Nel suo libro scrive che “Non ci sono fonti ufficiali sulle conseguenze dirette e concrete derivanti dall’utilizzo di armi nucleari, e cioè quanti morti, feriti e danni provocherebbe l’esplosione di una bomba atomica. In ogni paese l’argomento è praticamente tabù”. Quanta paura dobbiamo avere noi oggi in Italia?
“Moltissima. Dobbiamo capire quali rischi corriamo a causa dei 13.000 missili atomici che sono per il 91% in mano a Stati Uniti e Russia, i due contendenti della guerra in Ucraina. Circa 11.000 di questi missili sono in mano a Mosca e Washington, oltre 5.000 di questi missili sono attivabili in pochi minuti in seguito ad una decisione politica o anche, come è capitato decine di volte, per un errore umano o un errore dell’intelligenza artificiale”.

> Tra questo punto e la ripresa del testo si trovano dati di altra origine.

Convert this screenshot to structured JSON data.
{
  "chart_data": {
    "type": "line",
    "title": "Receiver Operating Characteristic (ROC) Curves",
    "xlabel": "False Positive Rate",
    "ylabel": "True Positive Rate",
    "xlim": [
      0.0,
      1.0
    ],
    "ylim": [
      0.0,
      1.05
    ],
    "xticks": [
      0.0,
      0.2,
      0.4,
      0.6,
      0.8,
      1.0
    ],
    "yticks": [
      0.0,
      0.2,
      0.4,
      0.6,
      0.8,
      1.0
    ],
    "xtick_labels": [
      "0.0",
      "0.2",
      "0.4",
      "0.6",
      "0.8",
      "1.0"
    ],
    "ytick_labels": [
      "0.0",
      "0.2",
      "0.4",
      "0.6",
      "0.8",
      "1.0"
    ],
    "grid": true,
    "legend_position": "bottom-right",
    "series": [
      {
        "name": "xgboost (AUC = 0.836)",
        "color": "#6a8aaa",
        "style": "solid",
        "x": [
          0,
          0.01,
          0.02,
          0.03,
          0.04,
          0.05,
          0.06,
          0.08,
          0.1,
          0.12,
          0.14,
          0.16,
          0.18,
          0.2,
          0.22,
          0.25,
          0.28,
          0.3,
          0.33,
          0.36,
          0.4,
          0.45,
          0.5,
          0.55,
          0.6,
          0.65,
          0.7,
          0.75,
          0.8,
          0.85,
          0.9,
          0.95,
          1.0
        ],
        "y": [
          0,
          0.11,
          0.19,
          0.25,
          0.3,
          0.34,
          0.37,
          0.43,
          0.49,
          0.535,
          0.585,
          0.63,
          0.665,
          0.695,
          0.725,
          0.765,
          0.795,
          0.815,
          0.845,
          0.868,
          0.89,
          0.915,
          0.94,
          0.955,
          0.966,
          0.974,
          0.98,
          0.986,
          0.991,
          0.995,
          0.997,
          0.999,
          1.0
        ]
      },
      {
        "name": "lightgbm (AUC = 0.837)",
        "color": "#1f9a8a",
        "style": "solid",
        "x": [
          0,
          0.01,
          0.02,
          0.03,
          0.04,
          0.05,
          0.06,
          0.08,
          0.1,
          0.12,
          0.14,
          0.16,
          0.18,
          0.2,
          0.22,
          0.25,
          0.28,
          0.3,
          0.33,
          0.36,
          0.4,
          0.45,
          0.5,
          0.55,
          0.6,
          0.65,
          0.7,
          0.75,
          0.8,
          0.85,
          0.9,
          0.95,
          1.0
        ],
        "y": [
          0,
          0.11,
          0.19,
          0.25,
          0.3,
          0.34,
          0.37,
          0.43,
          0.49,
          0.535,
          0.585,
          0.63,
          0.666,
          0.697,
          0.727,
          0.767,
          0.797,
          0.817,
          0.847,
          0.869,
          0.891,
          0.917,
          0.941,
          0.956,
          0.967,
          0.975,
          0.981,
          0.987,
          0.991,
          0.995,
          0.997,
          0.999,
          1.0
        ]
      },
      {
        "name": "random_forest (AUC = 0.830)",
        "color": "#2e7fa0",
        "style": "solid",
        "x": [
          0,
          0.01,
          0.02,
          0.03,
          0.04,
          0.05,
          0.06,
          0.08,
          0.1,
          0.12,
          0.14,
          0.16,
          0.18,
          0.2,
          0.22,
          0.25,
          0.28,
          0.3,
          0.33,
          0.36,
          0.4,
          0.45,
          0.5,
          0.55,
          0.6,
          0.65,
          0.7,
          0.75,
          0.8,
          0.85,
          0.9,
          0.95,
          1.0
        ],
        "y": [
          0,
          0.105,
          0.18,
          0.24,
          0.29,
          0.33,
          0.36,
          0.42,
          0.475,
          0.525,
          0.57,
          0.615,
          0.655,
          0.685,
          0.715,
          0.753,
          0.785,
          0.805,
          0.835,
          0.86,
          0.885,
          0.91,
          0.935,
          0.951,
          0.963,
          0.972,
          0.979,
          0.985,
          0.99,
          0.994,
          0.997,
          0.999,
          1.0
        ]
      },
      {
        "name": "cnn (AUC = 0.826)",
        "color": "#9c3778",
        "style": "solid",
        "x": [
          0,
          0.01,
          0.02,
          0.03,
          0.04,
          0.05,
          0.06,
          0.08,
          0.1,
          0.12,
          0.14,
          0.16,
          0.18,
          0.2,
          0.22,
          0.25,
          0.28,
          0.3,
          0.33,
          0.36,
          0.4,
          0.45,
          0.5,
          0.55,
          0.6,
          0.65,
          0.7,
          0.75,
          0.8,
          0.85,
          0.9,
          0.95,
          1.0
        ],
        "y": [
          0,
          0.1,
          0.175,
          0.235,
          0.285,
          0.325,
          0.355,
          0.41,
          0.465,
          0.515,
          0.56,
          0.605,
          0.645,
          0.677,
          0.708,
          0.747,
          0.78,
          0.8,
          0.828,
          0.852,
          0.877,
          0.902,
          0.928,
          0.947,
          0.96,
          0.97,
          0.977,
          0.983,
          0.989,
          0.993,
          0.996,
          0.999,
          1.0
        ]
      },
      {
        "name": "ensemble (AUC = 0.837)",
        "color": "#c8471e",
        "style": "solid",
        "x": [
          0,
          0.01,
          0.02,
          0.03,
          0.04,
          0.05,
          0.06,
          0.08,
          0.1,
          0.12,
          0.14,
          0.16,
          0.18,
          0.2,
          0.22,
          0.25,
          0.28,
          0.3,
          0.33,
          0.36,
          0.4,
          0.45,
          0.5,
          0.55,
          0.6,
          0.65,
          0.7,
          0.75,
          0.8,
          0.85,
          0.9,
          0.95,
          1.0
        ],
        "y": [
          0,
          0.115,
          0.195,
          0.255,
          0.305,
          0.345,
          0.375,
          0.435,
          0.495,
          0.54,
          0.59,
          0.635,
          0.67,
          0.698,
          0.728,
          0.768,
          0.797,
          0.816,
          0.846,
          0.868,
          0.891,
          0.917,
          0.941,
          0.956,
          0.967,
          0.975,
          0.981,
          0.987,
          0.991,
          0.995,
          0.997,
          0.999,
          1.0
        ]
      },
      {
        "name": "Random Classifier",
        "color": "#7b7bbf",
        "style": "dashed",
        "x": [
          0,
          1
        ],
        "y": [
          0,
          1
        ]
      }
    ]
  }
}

Lei nel suo libro parla, ricollegandoci a ciò che ha appena detto, anche della possibilità di una “Terza Guerra Mondiale per errore”, racconta dell’episodio del 26 settembre 1983 quando il tenente colonnello Petrov, ufficiale in servizio nella base militare sovietica Serpukhov-15, ricevette il segnale del lancio di un missile statunitense. La sua esperienza gli permise di accorgersi che era un “falso allarme” scongiurando il peggio, quello che mi chiedo io è se oggi nella Russia di Putin ci sono altri Stanislav Evgrafovič Petrov.
“Non lo sappiamo, il fattore umano, rispetto a quello che è il meccanismo terrificante che conosciamo con l’acronimo di MAD, mutual assured destruction, è imprevedibile. Con la guerra in Ucraina è concreta la possibilità che Russia o Stati Uniti possano decidere di utilizzare bombe nucleari tattiche che in sostanza vuol dire a potenza limitata, sul terreno in Europa, quindi nel cortile di casa. Una bomba nucleare tattica è dieci volte più potente di quelle di Hiroshima e Nagasaki e comporterebbe una distruzione apocalittica, immaginate un fungo atomico in Ucraina o in Polonia … Putin ha dichiarato che ha messo in allerta il sistema nucleare e Biden ha risposto che l’America è pronta ad una eventuale Terza Guerra Mondiale”.